Children’s events, where PRG employees serve Panda meals, range from groups as low as 80 to as high as 5,000. More than 80% of PRG’s team members also participate in the associate giving program, where a portion of their paycheck is donated to their local Children’s Miracle Network Hospital.

Through the company’s in-store donation program, leaving their cash behind, or rounding up their bill at the register also involves guests.

“Our proudest moment comes from the smiles and thanks we receive from those who have been touched by our work. From associates to guests, we take satisfaction in knowing that we are doing our best to serve our community,” says Andrew Cherng.

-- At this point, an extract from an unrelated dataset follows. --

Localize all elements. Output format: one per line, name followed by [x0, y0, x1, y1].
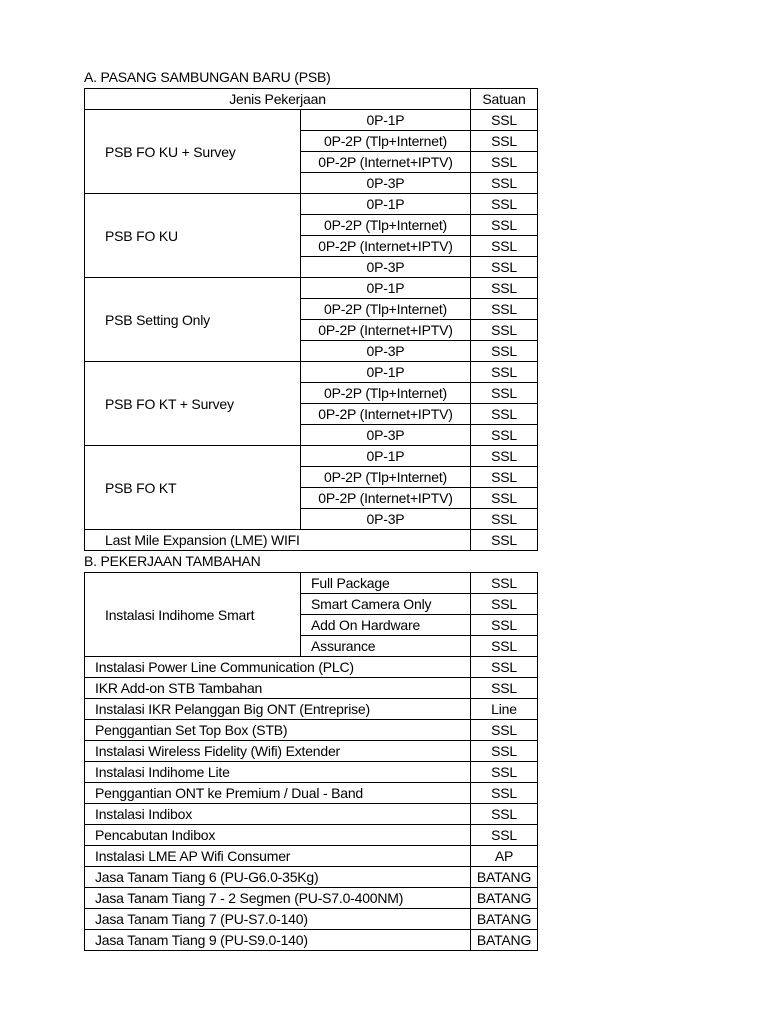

That spirit of giving is on full display when Panda Cares steps in to aid those affected by natural disasters around the globe. “During natural disasters, Panda Cares shifts focus and collects funds for disaster relief as well as provide food for relief workers and those displaced,” says Peggy Cherng.

From the Myanmar Cyclone and Asian Tsunami to earthquakes in China, Haiti and Japan as well as disasters closer to home —Hurricanes Sandy and Katrina — Panda Cares lives up to its name by matching 100% of dollars raised.